Even with configurable executors, I'm having troub...
# dagster-feedback
r
Even with configurable executors, I'm having trouble understanding how to optimize Dagster for performance - would be great with a doc page with some tips! Some particular questions of mine: 1. If I have a large asset with downstream dependencies persisted to e.g. parquet, and I run the assets as a joint job, will all downstream assets reload it from disk (expensive) or does it get passed in-memory? 2. In a multi-processing execution setting, how many times are expensive resources loaded and how are they (and intermediate assets/op results) shared? Is the process e.g. forked after they are instantiated? 3. I seem to have a large step_worker overhead from the Dagit execution logs - what does this represent and can it be minimized? (e.g. is it affected by the size of my environment?) 4. Is there significant overhead from the multiprocessing, and can it be beneficial to use an in-process executor?
g
(1) this depends on the IO manager - normally there is IO. This gets particularly interesting when using external compute with i.e. spark. There, you must ensure to use a suitable in-memory IO manager to only persist the result and not the steps. The default databricks runner makes this already a bit easier than when using the OSS yarn cloudera spark
r
Reloading massive dataframes seems like a pretty big overhead 😬 Checked the source for the standard memory_io_manager, and it literally just stores results to a dictionary and then reads it back. Would I need to add this sort of internal registry to all my IO managers to bypass the disk (I still want to save to disk, just not load if I can avoid it)? Does storing things in a simple dictionary on the manager even work with multiple processes and workers?
z
it does not work with multiple processes and workers, because in order to share objects between processes they have to be written to disk - it's just a python process nuance / limitation, not really specific to dagster. if you want to keep I/O between steps in memory you have to use the in-process executor. it's the same deal with resources when using the multi-process executor - they're spun up for every process, they do not get shared.

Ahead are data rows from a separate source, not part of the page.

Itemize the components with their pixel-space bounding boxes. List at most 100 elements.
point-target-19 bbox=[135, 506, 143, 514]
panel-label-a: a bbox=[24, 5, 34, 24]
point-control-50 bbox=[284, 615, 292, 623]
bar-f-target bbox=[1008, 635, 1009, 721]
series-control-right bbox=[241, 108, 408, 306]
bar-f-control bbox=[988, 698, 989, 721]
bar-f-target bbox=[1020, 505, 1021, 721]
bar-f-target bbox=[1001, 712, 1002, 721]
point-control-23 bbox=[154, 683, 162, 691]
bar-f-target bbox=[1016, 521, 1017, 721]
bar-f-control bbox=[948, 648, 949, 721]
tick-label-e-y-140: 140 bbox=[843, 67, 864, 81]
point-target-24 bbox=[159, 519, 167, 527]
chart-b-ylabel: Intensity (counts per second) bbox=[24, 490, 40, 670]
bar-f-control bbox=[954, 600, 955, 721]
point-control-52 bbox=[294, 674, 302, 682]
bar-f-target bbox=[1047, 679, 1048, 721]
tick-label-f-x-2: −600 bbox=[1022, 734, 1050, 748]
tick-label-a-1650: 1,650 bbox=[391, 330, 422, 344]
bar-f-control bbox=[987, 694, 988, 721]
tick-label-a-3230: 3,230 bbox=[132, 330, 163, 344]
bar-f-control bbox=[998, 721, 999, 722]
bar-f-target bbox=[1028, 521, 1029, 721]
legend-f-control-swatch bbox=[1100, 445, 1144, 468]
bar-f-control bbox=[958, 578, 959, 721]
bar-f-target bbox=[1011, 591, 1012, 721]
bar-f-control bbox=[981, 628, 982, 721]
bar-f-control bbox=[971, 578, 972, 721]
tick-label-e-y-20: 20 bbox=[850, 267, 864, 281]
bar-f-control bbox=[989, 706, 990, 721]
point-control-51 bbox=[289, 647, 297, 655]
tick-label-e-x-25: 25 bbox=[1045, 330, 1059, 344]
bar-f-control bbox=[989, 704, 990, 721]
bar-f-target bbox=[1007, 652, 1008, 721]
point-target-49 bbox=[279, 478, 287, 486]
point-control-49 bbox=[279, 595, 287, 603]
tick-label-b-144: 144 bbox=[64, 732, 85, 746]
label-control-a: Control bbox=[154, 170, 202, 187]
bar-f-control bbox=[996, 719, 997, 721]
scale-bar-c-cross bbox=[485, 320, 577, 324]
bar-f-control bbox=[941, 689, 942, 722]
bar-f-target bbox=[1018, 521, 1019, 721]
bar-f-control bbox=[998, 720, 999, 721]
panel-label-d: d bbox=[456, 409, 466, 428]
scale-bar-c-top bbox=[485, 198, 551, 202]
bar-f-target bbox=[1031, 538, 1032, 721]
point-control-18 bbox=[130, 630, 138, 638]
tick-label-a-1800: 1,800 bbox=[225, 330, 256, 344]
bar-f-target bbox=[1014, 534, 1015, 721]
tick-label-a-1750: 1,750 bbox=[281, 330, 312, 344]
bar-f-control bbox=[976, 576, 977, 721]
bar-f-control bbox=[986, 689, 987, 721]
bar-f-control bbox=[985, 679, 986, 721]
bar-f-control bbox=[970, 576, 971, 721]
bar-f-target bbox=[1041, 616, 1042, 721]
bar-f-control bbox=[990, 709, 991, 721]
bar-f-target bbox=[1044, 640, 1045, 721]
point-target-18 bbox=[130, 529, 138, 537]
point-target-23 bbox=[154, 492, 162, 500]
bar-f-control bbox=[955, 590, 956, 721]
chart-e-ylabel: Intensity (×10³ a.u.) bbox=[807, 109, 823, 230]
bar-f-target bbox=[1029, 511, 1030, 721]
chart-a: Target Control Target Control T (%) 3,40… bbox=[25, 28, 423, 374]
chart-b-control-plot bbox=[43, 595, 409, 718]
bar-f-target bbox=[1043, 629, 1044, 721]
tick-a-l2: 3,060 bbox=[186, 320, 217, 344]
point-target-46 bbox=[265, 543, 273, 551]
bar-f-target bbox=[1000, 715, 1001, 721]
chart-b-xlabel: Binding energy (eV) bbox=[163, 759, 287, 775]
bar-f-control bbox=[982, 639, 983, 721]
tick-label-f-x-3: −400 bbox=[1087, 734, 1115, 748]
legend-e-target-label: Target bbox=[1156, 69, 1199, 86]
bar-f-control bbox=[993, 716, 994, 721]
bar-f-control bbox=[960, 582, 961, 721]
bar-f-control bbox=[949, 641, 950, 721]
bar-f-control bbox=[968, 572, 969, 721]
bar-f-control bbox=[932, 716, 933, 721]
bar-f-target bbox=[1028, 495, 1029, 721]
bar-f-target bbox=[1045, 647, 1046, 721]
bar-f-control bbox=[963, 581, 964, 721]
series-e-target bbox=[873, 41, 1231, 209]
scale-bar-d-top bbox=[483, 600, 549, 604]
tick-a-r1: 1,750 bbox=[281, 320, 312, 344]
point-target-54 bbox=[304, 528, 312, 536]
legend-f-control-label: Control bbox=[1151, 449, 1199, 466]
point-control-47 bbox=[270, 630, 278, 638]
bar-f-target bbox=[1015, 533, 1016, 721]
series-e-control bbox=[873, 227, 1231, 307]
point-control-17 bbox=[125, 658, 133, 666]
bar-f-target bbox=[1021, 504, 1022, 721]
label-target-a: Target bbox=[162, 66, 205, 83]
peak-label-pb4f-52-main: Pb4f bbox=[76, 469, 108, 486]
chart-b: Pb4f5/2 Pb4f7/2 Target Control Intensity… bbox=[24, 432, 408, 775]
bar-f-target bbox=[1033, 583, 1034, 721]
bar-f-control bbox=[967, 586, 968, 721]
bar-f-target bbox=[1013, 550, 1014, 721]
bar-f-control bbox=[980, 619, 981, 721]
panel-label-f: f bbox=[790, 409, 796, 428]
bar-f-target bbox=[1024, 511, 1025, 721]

I'm not super sure about 3), if you're not using a custom step_worker then I think all it's really doing is loading your step and associated objects. for 4), it seems pretty dependent on your code - if you have lots of heavy resources, they'll be instantiated for every step that requires them. if you don't have highly parallel workflows that might not matter much. it may be more efficient in some cases to use an in-process executor (particularly when passing large Dataframes, like geoHeil said), but you lose any chance at step-level parallelism
r
ah I can see I have been living with a misapprehension about resources, was certain that there was a performance benefit, but I see now that it's just structural. If I use the in-process executor with an IO manager that stores as parquet, won't downstream assets still reload the parquet file instead of passing it directly? Now I'm really starting to miss some best practices about how to manage large data files and in-memory resources (e.g. ML models) in Dagster outside of a warehouse integration.
z
it depends on how you write the IO manager. you could write it so that its handle_output method saves the dataframe both to a parquet file and keeps it in memory (like in a dictionary), and then the load_input method just load it from memory instead of from parquet (of course this only works with the in-process executor). but yes, I've ran into similar issues in a Spark / big data context. so far my experience has been that Dagster doesn't orchestrate big data pipelines natively well and that you're likely to need to farm out to external compute to optimize those tasks. one could theoretically get fancy with some kind of separate on-worker in-memory cache like Redis to back an IOManager with but there'd be a number of hoops to jump through serialization etc.
r
I guess base Dagster is exploiting that pickles load fairly fast to pass outputs around between processes? Is there a way to mix in-process and multi-process execution modes?
z
the pickle IO manager is just a default. if you use Dagster for very long you're very likely to write your own IO managers, and the framework is very much built expecting that to be the case. if you're going to use multiple processes you need some way of serializing the data between them, it's just a fact when it comes to sharing data between processes. one of the biggest overheads incurred by Spark is serializing data to share it across executors. it's not a problem unique to Dagster - when it comes to loading / writing huge dataframes it's kind of just a classic trade-off you face with big data pipelines - do you want to keep everything in-memory in a single DAG, but not be able to recover in case of failure? or do you want to write out intermediate steps (and significantly slow down) so you don't have to recalculate the whole DAG if a node fails? you face the same issue if you're writing a single spark job. I don't think you can mix in-process and multi-process within a single job.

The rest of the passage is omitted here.